A consortium of businesses that include Western Digital, KKR, which is a private equity firm based in the US, and the state-backed Innovation Network of Japan and Development Bank of Japan previously submitted a bid of 1.9 trillion yen ($17.4 billion) for its lucrative and much-sought after chip business.

The consortium led by Western Digital and Toshiba struggled to reach an agreement, with the Japanese conglomerate expressing its concerns in relation to the stake the US company would acquire in the business which they wanted to limit in an attempt to avoid prolonged antitrust reviews.

In an effort to finalize the deal, Western Digital said it was willing to pull out of the consortium in order to address the concerns tabled by Toshiba.

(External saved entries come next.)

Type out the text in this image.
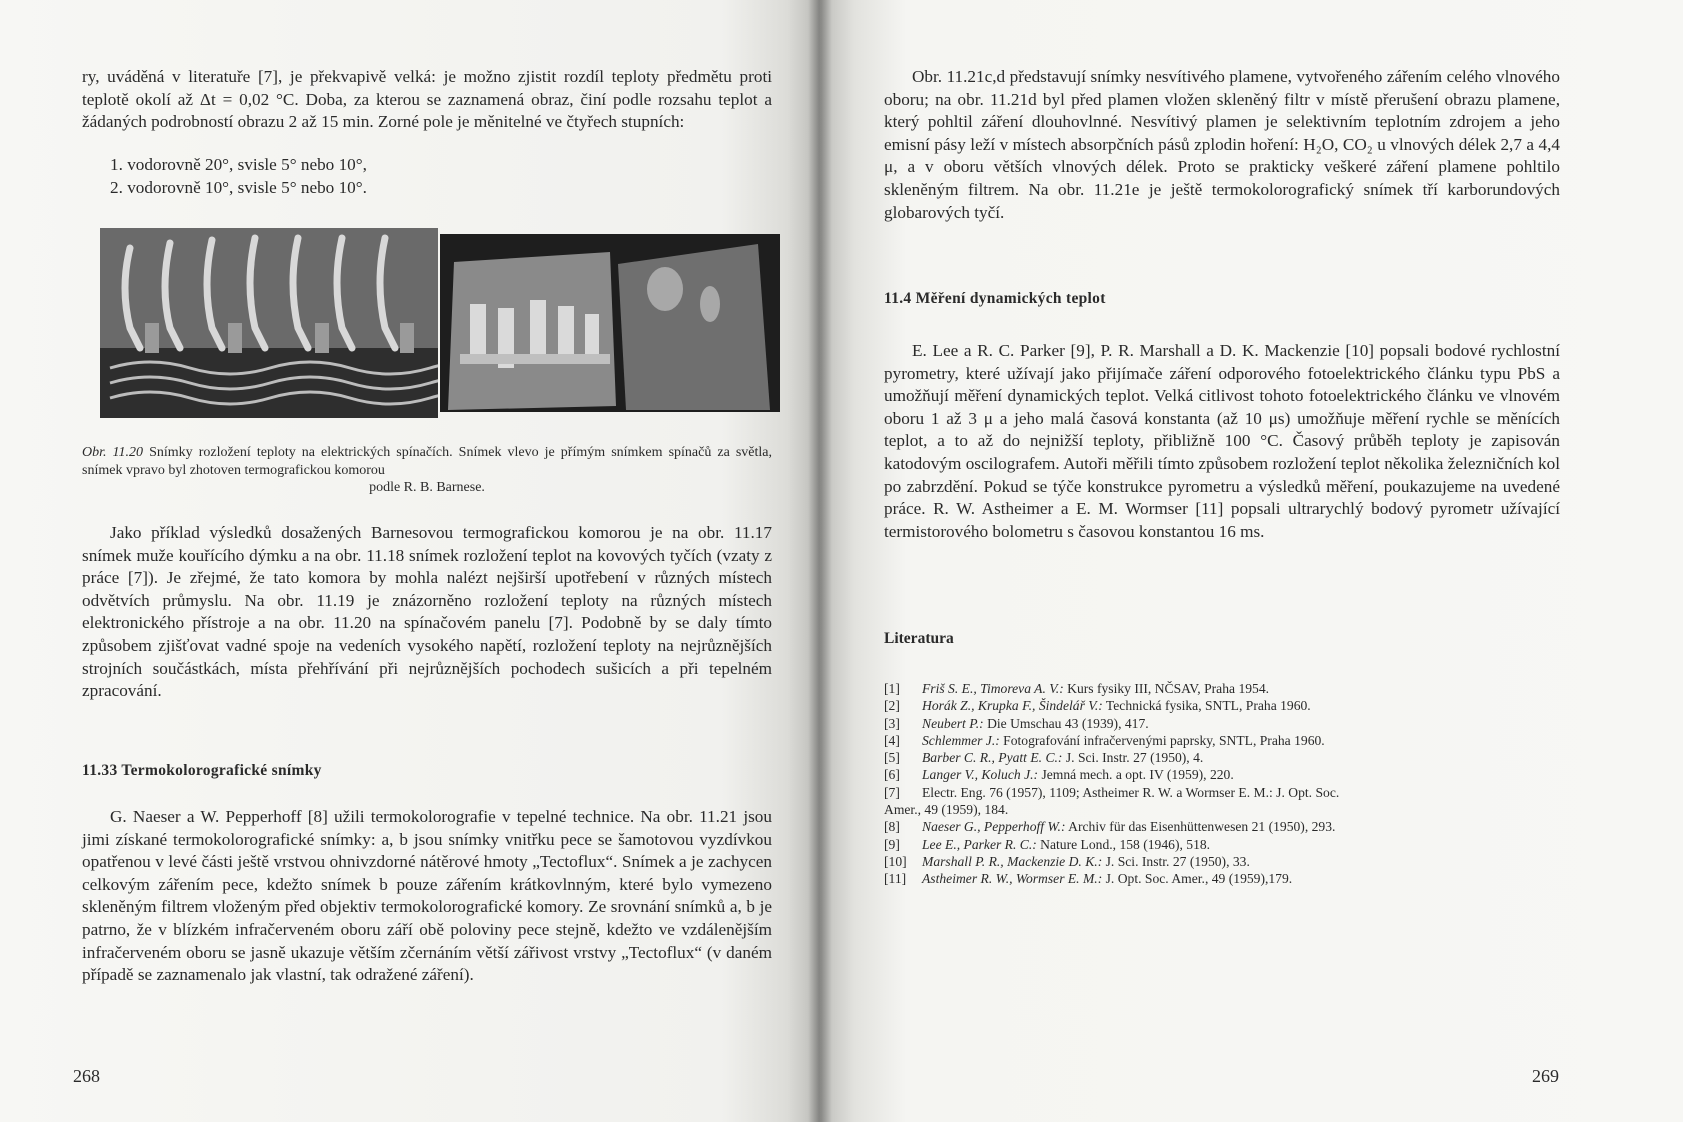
ry, uváděná v literatuře [7], je překvapivě velká: je možno zjistit rozdíl teploty předmětu proti teplotě okolí až Δt = 0,02 °C. Doba, za kterou se zaznamená obraz, činí podle rozsahu teplot a žádaných podrobností obrazu 2 až 15 min. Zorné pole je měnitelné ve čtyřech stupních:

1. vodorovně 20°, svisle 5° nebo 10°,
2. vodorovně 10°, svisle 5° nebo 10°.
Obr. 11.20 Snímky rozložení teploty na elektrických spínačích. Snímek vlevo je přímým snímkem spínačů za světla, snímek vpravo byl zhotoven termografickou komorou
podle R. B. Barnese.

Jako příklad výsledků dosažených Barnesovou termografickou komorou je na obr. 11.17 snímek muže kouřícího dýmku a na obr. 11.18 snímek rozložení teplot na kovových tyčích (vzaty z práce [7]). Je zřejmé, že tato komora by mohla nalézt nejširší upotřebení v různých místech odvětvích průmyslu. Na obr. 11.19 je znázorněno rozložení teploty na různých místech elektronického přístroje a na obr. 11.20 na spínačovém panelu [7]. Podobně by se daly tímto způsobem zjišťovat vadné spoje na vedeních vysokého napětí, rozložení teploty na nejrůznějších strojních součástkách, místa přehřívání při nejrůznějších pochodech sušicích a při tepelném zpracování.

11.33 Termokolorografické snímky

G. Naeser a W. Pepperhoff [8] užili termokolorografie v tepelné technice. Na obr. 11.21 jsou jimi získané termokolorografické snímky: a, b jsou snímky vnitřku pece se šamotovou vyzdívkou opatřenou v levé části ještě vrstvou ohnivzdorné nátěrové hmoty „Tectoflux“. Snímek a je zachycen celkovým zářením pece, kdežto snímek b pouze zářením krátkovlnným, které bylo vymezeno skleněným filtrem vloženým před objektiv termokolorografické komory. Ze srovnání snímků a, b je patrno, že v blízkém infračerveném oboru září obě poloviny pece stejně, kdežto ve vzdálenějším infračerveném oboru se jasně ukazuje větším zčernáním větší zářivost vrstvy „Tectoflux“ (v daném případě se zaznamenalo jak vlastní, tak odražené záření).

268

Obr. 11.21c,d představují snímky nesvítivého plamene, vytvořeného zářením celého vlnového oboru; na obr. 11.21d byl před plamen vložen skleněný filtr v místě přerušení obrazu plamene, který pohltil záření dlouhovlnné. Nesvítivý plamen je selektivním teplotním zdrojem a jeho emisní pásy leží v místech absorpčních pásů zplodin hoření: H₂O, CO₂ u vlnových délek 2,7 a 4,4 μ, a v oboru větších vlnových délek. Proto se prakticky veškeré záření plamene pohltilo skleněným filtrem. Na obr. 11.21e je ještě termokolorografický snímek tří karborundových globarových tyčí.

11.4 Měření dynamických teplot

E. Lee a R. C. Parker [9], P. R. Marshall a D. K. Mackenzie [10] popsali bodové rychlostní pyrometry, které užívají jako přijímače záření odporového fotoelektrického článku typu PbS a umožňují měření dynamických teplot. Velká citlivost tohoto fotoelektrického článku ve vlnovém oboru 1 až 3 μ a jeho malá časová konstanta (až 10 μs) umožňuje měření rychle se měnících teplot, a to až do nejnižší teploty, přibližně 100 °C. Časový průběh teploty je zapisován katodovým oscilografem. Autoři měřili tímto způsobem rozložení teplot několika železničních kol po zabrzdění. Pokud se týče konstrukce pyrometru a výsledků měření, poukazujeme na uvedené práce. R. W. Astheimer a E. M. Wormser [11] popsali ultrarychlý bodový pyrometr užívající termistorového bolometru s časovou konstantou 16 ms.

Literatura
[1]	Friš S. E., Timoreva A. V.: Kurs fysiky III, NČSAV, Praha 1954.
[2]	Horák Z., Krupka F., Šindelář V.: Technická fysika, SNTL, Praha 1960.
[3]	Neubert P.: Die Umschau 43 (1939), 417.
[4]	Schlemmer J.: Fotografování infračervenými paprsky, SNTL, Praha 1960.
[5]	Barber C. R., Pyatt E. C.: J. Sci. Instr. 27 (1950), 4.
[6]	Langer V., Koluch J.: Jemná mech. a opt. IV (1959), 220.
[7]	Electr. Eng. 76 (1957), 1109; Astheimer R. W. a Wormser E. M.: J. Opt. Soc.
Amer., 49 (1959), 184.
[8]	Naeser G., Pepperhoff W.: Archiv für das Eisenhüttenwesen 21 (1950), 293.
[9]	Lee E., Parker R. C.: Nature Lond., 158 (1946), 518.
[10]	Marshall P. R., Mackenzie D. K.: J. Sci. Instr. 27 (1950), 33.
[11]	Astheimer R. W., Wormser E. M.: J. Opt. Soc. Amer., 49 (1959),179.
269
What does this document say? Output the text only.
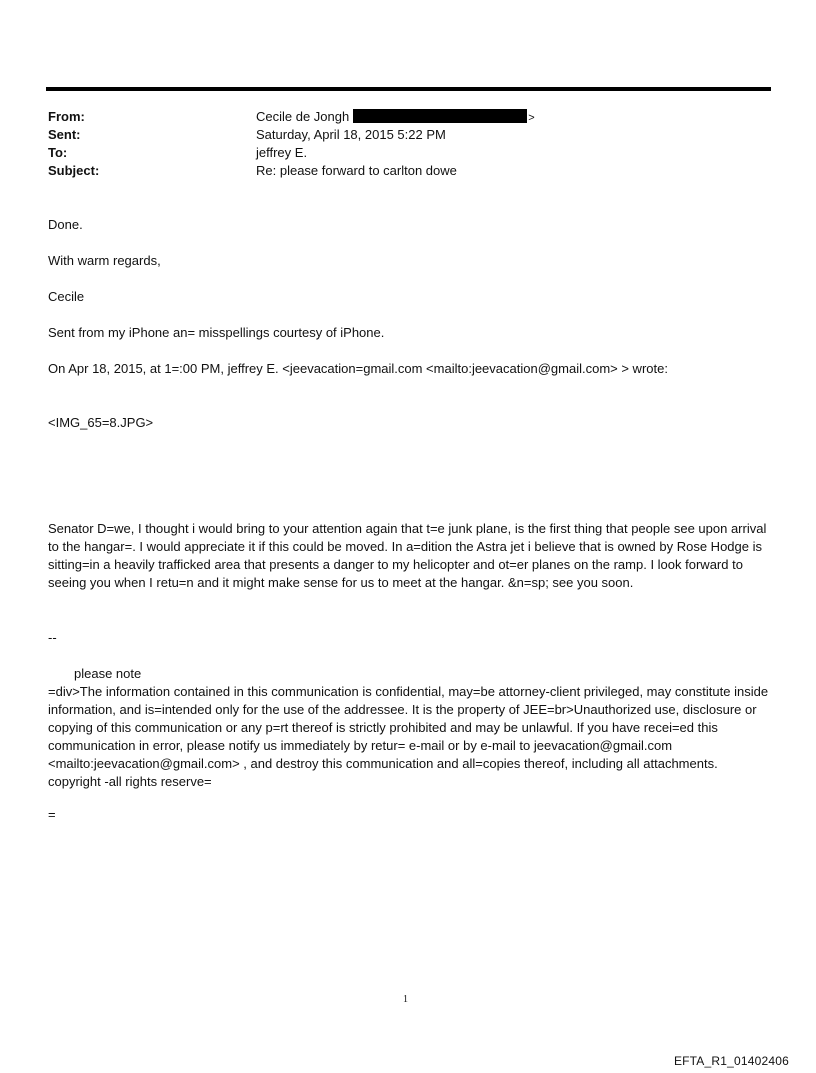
From:	Cecile de Jongh	>
Sent:	Saturday, April 18, 2015 5:22 PM
To:	jeffrey E.
Subject:	Re: please forward to carlton dowe

Done.

With warm regards,

Cecile

Sent from my iPhone an= misspellings courtesy of iPhone.

On Apr 18, 2015, at 1=:00 PM, jeffrey E. <jeevacation=gmail.com <mailto:jeevacation@gmail.com> > wrote:

<IMG_65=8.JPG>

Senator D=we, I thought i would bring to your attention again that t=e junk plane, is the first thing that people see upon arrival to the hangar=. I would appreciate it if this could be moved. In a=dition the Astra jet i believe that is owned by Rose Hodge is sitting=in a heavily trafficked area that presents a danger to my helicopter and ot=er planes on the ramp. I look forward to seeing you when I retu=n and it might make sense for us to meet at the hangar. &n=sp; see you soon.

--

please note

=div>The information contained in this communication is confidential, may=be attorney-client privileged, may constitute inside information, and is=intended only for the use of the addressee. It is the property of JEE=br>Unauthorized use, disclosure or copying of this communication or any p=rt thereof is strictly prohibited and may be unlawful. If you have recei=ed this communication in error, please notify us immediately by retur= e-mail or by e-mail to jeevacation@gmail.com <mailto:jeevacation@gmail.com> , and destroy this communication and all=copies thereof, including all attachments. copyright -all rights reserve=

=

1
EFTA_R1_01402406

In return, Western Digital would strengthen its position in the joint-venture operations between the two entities.

When contacted both Toshiba and Western Digital representatives declined to discuss the situation, saying it could not comment at this time.

Toshiba and Western Digital, which jointly invest in Toshiba’s key plant in central Japan, failed to seal a deal by a previously-planned deadline last week due to disagreement over the U.S. firm’s future stake in the business, sources have said.